Angélique, en ce moment, nous interrompit pour protester à l'abbé que j'avais définitivement, et pour toujours, renoncé à Thalie, et qu'il pensait bien que, demoiselle comme elle était, elle n'irait point se commettre à épouser un histrion.
—Cela étant, s'écria le bon M. Tanbeau, je ne vois plus rien qui s'oppose à ce que je vous fasse époux.

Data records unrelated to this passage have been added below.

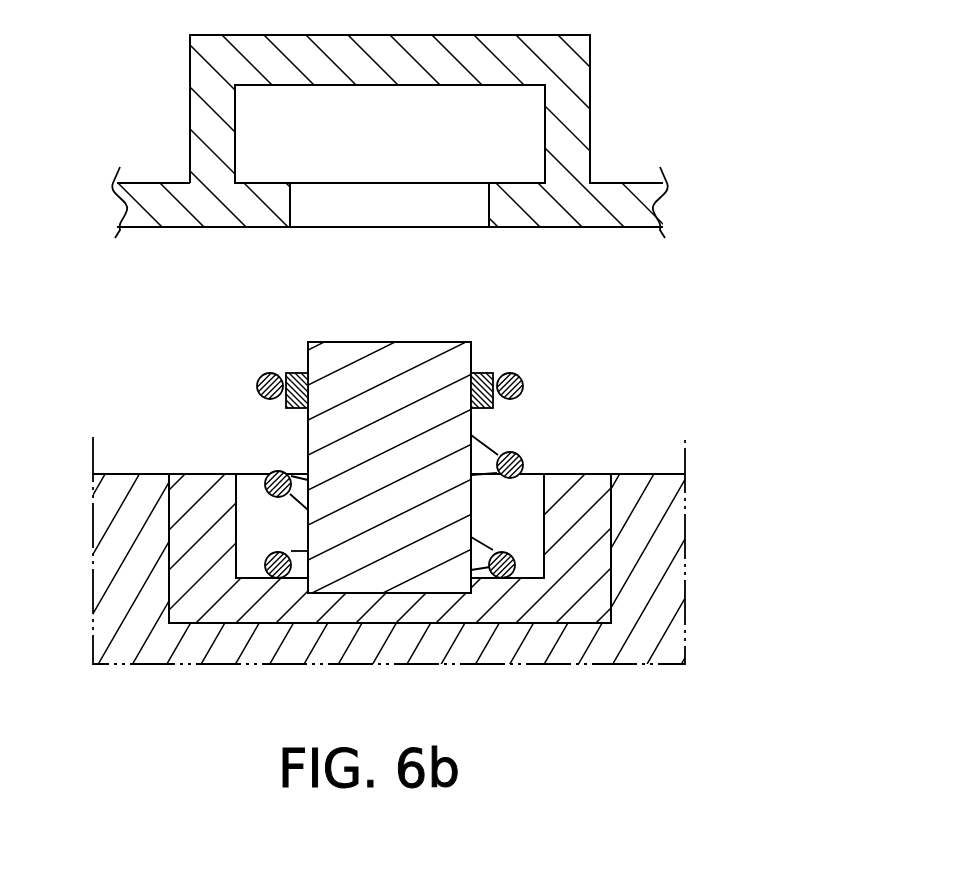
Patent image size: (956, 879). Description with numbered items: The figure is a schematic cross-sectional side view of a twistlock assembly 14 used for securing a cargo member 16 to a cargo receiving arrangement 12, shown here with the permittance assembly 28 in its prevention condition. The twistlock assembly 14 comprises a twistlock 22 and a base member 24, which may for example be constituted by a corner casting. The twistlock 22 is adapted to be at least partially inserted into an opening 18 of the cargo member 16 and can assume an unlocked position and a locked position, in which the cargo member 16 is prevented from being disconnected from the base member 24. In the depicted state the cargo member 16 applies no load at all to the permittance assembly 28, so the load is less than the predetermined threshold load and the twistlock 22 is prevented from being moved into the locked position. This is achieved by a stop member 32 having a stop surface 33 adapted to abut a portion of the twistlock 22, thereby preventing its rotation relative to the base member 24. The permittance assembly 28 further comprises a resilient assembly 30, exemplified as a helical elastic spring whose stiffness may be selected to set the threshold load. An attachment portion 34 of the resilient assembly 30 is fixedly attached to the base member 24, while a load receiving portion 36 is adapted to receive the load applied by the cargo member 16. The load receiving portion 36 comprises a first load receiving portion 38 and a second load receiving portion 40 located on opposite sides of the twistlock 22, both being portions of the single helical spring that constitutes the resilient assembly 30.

The cargo receiving arrangement 12 is at (130, 582).
The twistlock assembly 14 is at (720, 378).
The cargo member 16 is at (212, 128).
The opening 18 is at (413, 198).
The twistlock 22 is at (415, 380).
The base member 24 is at (263, 600).
The permittance assembly 28 is at (245, 423).
The resilient assembly 30 is at (273, 475).
The stop member 32 is at (290, 377).
The stop surface 33 is at (310, 393).
The attachment portion 34 is at (287, 587).
The load receiving portion 36 is at (508, 373).
The first load receiving portion 38 is at (565, 360).
The second load receiving portion 40 is at (220, 362).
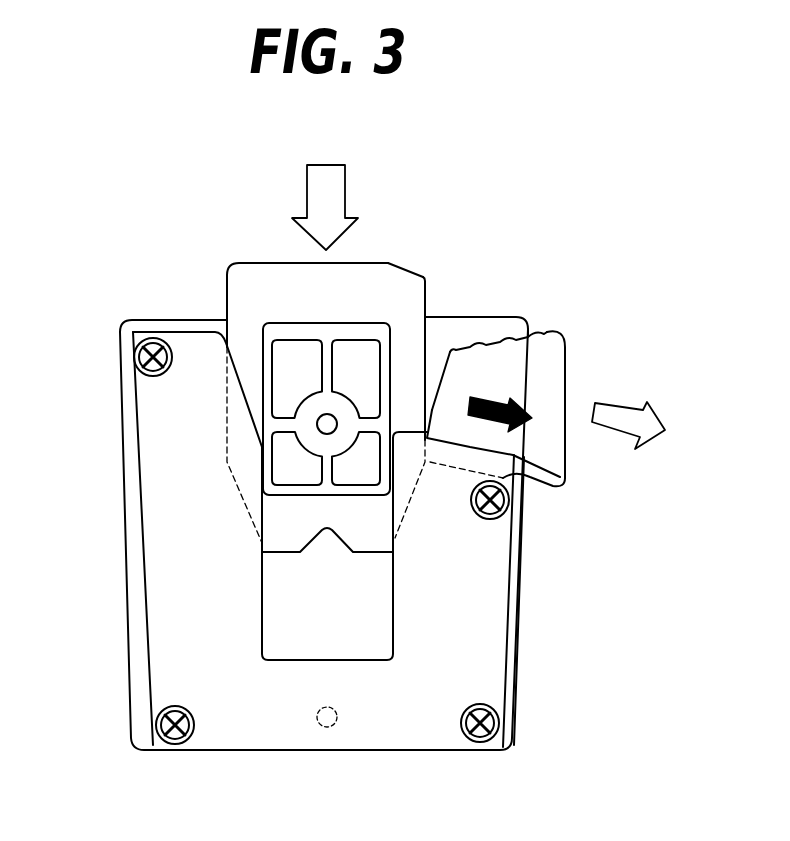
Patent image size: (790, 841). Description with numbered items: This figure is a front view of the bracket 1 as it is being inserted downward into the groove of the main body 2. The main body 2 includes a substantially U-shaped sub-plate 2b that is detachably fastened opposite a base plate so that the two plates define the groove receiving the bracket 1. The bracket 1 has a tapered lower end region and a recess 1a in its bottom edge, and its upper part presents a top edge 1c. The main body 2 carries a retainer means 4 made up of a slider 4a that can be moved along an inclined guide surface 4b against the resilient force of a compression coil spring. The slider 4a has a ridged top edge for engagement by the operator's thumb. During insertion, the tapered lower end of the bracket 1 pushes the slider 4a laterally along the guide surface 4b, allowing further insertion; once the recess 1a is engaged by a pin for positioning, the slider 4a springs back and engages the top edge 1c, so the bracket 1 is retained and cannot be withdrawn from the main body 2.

The bracket 1 is at (363, 255).
The recess 1a is at (338, 545).
The top edge 1c is at (413, 268).
The main body 2 is at (126, 467).
The sub-plate 2b is at (276, 722).
The retainer means 4 is at (543, 384).
The slider 4a is at (535, 370).
The inclined guide surface 4b is at (563, 476).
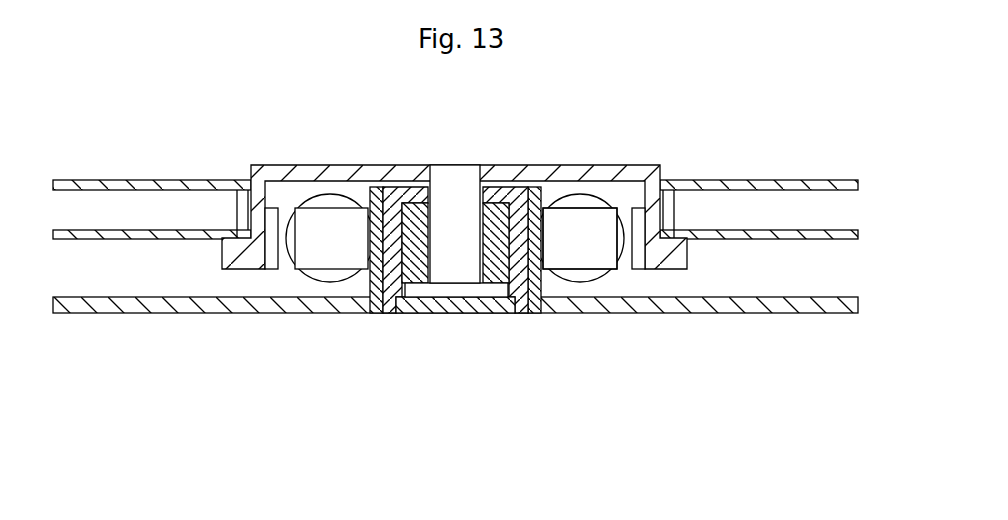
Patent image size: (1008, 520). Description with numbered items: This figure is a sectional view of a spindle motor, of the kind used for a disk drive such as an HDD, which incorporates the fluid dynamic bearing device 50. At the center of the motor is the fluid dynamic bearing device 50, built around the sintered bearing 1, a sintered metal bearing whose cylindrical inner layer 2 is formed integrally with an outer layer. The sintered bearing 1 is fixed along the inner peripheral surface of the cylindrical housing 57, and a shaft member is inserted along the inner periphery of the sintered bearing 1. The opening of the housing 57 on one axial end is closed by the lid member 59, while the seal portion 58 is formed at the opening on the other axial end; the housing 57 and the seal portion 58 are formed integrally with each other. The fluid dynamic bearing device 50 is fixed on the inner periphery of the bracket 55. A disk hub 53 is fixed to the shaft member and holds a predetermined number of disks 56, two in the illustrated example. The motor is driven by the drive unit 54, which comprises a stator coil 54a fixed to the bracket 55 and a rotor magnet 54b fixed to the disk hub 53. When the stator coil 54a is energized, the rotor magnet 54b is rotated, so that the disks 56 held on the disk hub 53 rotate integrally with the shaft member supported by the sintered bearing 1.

The sintered bearing 1 is at (502, 206).
The inner layer 2 is at (457, 202).
The fluid dynamic bearing device 50 is at (510, 185).
The disk hub 53 is at (615, 172).
The drive unit 54 is at (672, 358).
The stator coil 54a is at (580, 280).
The rotor magnet 54b is at (638, 266).
The bracket 55 is at (541, 298).
The disks 56 is at (770, 181).
The housing 57 is at (393, 212).
The seal portion 58 is at (412, 196).
The lid member 59 is at (452, 298).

—Mais, poursuivit-il en nous regardant avec un ris malin, vous n'ignorez pas que, selon les règles ecclésiastiques, je dois vous demander, pour un mariage si prompt, comme vous semblez le souhaiter, une somme qui n'est pas mince, dans le but de racheter les dispenses.
Je me sentis à ces mots inondé d'une sueur d'angoisse, comme chaque fois qu'il était fait quelque allusion trop claire à ma fameuse bourse de cuir, pour l'embonpoint de laquelle je me sentais des entrailles de père. M. Tanbeau vit bien, à mon air, que je n'étais pas très ferré sur l'article, et je crois qu'il s'y était attendu, car il me dit tout à trac qu'il avait songé déjà à l'incommodité qu'une telle exigence pourrait causer à des jeunes gens et qu'il avait trouvé, à force d'y rêver, le moyen de remédier à cela, ayant lu dans quelque auteur, ou ouï conter par le père Onuphre, capucin de ses amis, l'histoire d'un bateleur qui recevant l'hospitalité de Notre-Dame la Vierge Marie par l'entremise d'un couvent de moines, et ne possédant pas de quoi payer la dépense qu'il y faisait, se relevait de son lit et allait dans la chapelle exécuter les plus gracieux tours qu'il pût tirer de son sac, pour amuser l'Enfant Divin durant les longues nuits de l'église.
C'est ainsi qu'Angélique et moi, après nous être engagés l'un l'autre par les serments les plus forts, et aussi envers l'abbé, à ne plus sacrifier aux muses comiques, nous finîmes par jouer devant M. Tanbeau et sa béate une scène du _Jodelet_, qui divertit si parfaitement le bon prêtre et sa vieille gouvernante, que nous craignîmes, pour lui du moins, qu'il n'en étouffât, tant il riait, devant que nous ne fussions mariés par son ministère.
Le ciel, favorable à nos chastes amours, ne permit point qu'un dénouement si tragique succédât à la farce de M. Scarron, ou du moins le frère du bailli survécut assez à sa joie pour nous marier le lendemain d'un bon et solide mariage, dans une petite chapelle bien humble de son illustre cathédrale.